To break out of a singular perspective of things, and for all Malaysian kids to learn Bahasa Melayu, the black-and-white pages of the autobiographical comic offers a simple solution.
MY daughter was talking about how hard it is to teach Bahasa Melayu to her non-Malay international school students when I found my eye caught by a book on the living room bookshelves: Lat’s Town Boy, published almost half a century ago.
When Lat (Datuk Mohammad Nor Khalid, formally) came out with his first collection, Lots of Lat, I made sure to buy it, and subsequently purchased all his other books containing cartoons illustrating anecdotes from his life, as well as his take on issues of the day.
Lat, to me, spoke to a Malaysia that once was ours but has now fallen into the abyss of conservatism and become ensnared in senseless speech, expressions and communications.
We are a changed country now.
My daughter is finding it difficult to teach Bahasa Melayu to children who have no Malay friends and whose parents – who also probably don’t have (many) Malay friends – ignore the importance of speaking Malay in the country they’re living in, which uses it as the official language.
The tragedy of our education system is that non-Malay parents choose vernacular schools or private schools for the safety of their children.
Public schools are a frightening prospect for them – they are, after all, the schools that hog the headlines with bullying cases and careless deaths, and where teachers, who don’t understand what being Malaysian is about, focus on a singular perspective.
Well, I came up with a solution to my daughter’s problem, and I believe it can also help our education system while contributing to nation-building. It’s a simple idea: engineering our children to have multiracial friends – itu saja.

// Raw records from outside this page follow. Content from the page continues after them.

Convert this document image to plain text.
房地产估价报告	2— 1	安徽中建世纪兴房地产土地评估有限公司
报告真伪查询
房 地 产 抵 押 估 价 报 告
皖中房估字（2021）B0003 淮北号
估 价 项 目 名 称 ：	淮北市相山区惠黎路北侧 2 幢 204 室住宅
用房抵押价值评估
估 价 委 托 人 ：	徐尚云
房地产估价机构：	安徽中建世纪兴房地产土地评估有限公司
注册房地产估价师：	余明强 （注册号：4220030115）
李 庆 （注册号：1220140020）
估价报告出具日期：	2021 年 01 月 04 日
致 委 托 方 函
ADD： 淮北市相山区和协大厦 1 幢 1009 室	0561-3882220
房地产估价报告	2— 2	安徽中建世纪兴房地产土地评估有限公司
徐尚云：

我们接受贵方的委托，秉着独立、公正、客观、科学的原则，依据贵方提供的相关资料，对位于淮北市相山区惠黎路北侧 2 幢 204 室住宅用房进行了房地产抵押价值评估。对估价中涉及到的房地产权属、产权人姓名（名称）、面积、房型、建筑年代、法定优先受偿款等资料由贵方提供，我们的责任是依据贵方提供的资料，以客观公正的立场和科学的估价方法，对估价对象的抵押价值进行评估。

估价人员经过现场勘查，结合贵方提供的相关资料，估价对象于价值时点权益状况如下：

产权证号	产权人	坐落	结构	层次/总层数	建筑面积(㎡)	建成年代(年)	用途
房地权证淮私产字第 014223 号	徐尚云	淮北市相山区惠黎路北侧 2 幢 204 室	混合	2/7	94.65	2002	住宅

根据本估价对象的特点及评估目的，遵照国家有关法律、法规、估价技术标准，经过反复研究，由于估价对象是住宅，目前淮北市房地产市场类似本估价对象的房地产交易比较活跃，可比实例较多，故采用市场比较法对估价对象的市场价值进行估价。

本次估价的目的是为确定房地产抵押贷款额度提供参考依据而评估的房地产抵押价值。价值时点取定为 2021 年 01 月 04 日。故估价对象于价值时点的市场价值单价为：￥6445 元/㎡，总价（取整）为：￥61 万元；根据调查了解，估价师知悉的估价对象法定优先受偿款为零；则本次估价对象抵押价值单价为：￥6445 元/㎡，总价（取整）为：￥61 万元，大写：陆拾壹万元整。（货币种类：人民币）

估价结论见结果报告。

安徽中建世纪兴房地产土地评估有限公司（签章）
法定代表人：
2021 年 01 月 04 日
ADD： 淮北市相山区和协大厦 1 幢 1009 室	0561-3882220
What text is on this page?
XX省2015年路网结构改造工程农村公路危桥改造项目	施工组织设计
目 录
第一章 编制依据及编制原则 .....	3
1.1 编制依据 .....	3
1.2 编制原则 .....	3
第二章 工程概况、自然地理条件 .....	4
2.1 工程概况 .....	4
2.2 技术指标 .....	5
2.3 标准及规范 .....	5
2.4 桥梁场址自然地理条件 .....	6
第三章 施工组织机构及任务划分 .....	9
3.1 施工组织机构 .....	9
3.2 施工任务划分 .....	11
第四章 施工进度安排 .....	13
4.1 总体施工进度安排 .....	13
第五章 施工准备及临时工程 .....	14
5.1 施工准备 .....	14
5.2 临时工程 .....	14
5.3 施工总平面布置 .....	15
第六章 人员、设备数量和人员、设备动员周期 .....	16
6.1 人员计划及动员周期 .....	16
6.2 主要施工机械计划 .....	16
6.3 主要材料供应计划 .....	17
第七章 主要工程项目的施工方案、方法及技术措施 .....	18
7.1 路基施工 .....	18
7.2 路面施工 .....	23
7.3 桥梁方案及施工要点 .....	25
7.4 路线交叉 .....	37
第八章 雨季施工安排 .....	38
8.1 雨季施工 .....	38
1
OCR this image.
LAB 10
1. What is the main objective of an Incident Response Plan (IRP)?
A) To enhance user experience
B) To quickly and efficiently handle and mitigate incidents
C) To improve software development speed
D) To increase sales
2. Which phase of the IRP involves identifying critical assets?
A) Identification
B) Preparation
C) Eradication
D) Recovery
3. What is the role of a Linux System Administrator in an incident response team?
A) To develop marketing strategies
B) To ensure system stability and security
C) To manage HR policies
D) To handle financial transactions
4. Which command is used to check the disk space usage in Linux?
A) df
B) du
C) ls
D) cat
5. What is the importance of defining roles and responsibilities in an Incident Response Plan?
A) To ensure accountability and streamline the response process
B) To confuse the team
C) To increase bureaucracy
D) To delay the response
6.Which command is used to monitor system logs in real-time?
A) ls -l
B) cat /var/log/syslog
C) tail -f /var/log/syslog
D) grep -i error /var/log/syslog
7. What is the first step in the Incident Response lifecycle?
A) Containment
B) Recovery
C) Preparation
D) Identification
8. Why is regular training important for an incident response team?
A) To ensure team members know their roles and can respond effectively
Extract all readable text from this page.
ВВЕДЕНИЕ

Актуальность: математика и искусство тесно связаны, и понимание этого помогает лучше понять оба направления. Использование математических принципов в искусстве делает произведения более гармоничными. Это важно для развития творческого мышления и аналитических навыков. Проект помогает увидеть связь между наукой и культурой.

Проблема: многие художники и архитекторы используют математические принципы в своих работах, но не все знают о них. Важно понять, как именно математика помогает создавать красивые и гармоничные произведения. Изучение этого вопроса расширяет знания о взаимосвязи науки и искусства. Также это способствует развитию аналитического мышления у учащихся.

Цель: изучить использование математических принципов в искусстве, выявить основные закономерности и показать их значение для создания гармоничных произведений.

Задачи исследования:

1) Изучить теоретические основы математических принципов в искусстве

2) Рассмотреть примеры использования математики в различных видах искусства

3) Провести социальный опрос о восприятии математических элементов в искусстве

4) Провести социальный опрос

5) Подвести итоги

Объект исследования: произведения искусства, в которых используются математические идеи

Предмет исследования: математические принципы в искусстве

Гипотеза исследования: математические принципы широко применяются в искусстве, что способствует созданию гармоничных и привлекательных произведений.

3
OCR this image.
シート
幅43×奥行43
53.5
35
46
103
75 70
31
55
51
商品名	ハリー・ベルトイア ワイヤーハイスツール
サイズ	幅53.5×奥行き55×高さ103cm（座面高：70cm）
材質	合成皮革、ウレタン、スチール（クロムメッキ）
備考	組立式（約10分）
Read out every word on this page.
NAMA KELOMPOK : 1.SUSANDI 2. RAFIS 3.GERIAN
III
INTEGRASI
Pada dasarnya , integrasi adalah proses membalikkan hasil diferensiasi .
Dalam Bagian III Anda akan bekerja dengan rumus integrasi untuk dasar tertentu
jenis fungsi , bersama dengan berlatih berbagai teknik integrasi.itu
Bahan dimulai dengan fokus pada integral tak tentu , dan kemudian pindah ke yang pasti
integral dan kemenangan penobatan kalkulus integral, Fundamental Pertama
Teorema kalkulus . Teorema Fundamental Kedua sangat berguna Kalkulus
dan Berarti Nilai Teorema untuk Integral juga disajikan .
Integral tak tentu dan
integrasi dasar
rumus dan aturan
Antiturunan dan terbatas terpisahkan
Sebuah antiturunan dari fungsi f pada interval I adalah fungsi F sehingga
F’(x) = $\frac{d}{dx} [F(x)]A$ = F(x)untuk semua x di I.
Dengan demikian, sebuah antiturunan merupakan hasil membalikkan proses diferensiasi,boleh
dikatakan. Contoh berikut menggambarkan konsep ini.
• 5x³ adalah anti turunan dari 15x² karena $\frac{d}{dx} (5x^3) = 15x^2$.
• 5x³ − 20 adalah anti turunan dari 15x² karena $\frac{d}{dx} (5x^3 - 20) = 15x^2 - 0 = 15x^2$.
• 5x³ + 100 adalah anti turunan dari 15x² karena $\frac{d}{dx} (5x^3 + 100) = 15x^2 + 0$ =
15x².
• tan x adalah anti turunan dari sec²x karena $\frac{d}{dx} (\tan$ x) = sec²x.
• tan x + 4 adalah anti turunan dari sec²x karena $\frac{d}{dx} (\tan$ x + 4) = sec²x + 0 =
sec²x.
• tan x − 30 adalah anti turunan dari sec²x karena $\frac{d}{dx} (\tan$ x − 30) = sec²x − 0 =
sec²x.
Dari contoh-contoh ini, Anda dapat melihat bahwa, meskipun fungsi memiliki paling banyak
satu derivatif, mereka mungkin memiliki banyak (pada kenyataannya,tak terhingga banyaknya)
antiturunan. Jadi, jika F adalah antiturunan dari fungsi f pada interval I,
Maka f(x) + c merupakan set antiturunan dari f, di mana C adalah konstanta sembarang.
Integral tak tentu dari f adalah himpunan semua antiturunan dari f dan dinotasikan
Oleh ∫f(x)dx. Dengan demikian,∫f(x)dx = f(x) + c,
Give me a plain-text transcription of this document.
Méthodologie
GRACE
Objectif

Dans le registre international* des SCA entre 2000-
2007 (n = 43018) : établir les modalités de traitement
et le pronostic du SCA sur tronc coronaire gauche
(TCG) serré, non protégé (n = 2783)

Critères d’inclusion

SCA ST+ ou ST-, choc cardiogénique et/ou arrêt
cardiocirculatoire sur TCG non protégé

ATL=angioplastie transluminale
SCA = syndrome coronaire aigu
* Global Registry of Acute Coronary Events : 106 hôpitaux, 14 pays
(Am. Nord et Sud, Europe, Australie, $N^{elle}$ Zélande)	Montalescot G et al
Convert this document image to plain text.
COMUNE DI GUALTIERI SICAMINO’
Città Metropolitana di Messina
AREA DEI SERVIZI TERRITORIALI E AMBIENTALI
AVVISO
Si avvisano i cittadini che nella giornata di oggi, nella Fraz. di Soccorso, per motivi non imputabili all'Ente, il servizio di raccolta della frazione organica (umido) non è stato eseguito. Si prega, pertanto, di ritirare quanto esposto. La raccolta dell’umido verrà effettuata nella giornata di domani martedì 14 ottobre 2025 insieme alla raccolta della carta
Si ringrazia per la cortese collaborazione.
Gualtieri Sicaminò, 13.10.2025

No need for any conferences, a million-ringgit budget, or even a Unity Ministry. Just make sure our children have friends of different cultures.
Before dealing with how to implement this idea, I would like to explain why I thought of it by reminding ourselves of who we once were before we lost the plot.
In Town Boy, the cartoonist revels in his secondary school days, recounting especially the fun he had with his Chinese friend Frankie.
It is interesting to me that Lat focuses on his relationship with this boy more than those he has with others of his own race.
Lat had many friends, as evidenced in his tales of fun with classmates of different races – but Frankie seems more important.
Now, Town Boy came out almost half a century ago in 1981, and it was a happy sensation then with sales cutting across racial lines.
If it were to be published today though, conservative and ignorant-thinking people would have a field day condemning it for being “insulting to race and religion”. Lat would probably have police reports lodged against him, and the book would be pulled off the shelves.
Why would it be deemed “sensitive” today?
Well, there is a full-page drawing of Lat’s visit to Frankie’s home, which is above a “Kedai Makan Cina”. Sadly, that alone would be enough to cause an uproar nowadays on social media.
And then there’s the frame of Frankie having his dinner upstairs while Lat is given a “kuih pau”. Restaurants in those days didn’t have halal certification, of course, so this would probably cause another useless uproar, like the fuss made by a politician mistakenly thinking “ham” is always made from pork.
Then there is a third page of both boys dancing to – oh no! – Western rock and roll music that would surely raise eyebrows among those who have issues with concerts that do not follow a certain religious value system.
How far we have come!
To me, the main story of Town Boy is about a Malay boy and a Chinese boy sharing similar experiences that are divided slightly by socioeconomic levels – Lat’s father was a clerk with limited means and Frankie’s parents could afford to send him to London for further studies. But friends different from us are what make us rounded individuals as we grow up – that is the point.
Back to my daughter’s problem. My grandchildren attend schools run by the progressive Islamic NGO Ikram Malaysia where classes have Malay students. I proposed to my daughter that she organise a workshop over several days and place her international school students in Ikram classes with students at the same level.
Let the children work and play together to the point that they would have each other’s social media contacts. That would be an excellent way for non-Malays to learn to speak Bahasa Melayu – but more importantly, it would be a great way for each group to gain, if not an understanding, at least an awareness of different cultures and perspectives. Language is not only about verbal or written communication. It offers values, beliefs, history and culture.
Would it be too difficult for our public schools to join in some programmes with international schools, as well as vernacular ones, with teacher exchanges and such? Will there be conservative voices warning against the “polluting of minds” by exposure to different religions or races or perspectives? Or can we decide to be Malaysian regardless?
We badly need a Town Boy approach in our education system. The sooner the spirit of the mischievous but open-hearted lad permeates our schools, the sooner we can upend the one-tone narrative that now grips this country.
Prof Dr Mohd Tajuddin Mohd Rasdi is Professor of Architecture at the Tan Sri Omar Centre for Science, Technology and Innovation Policy Studies at UCSI University. The views expressed here are entirely the writer’s own.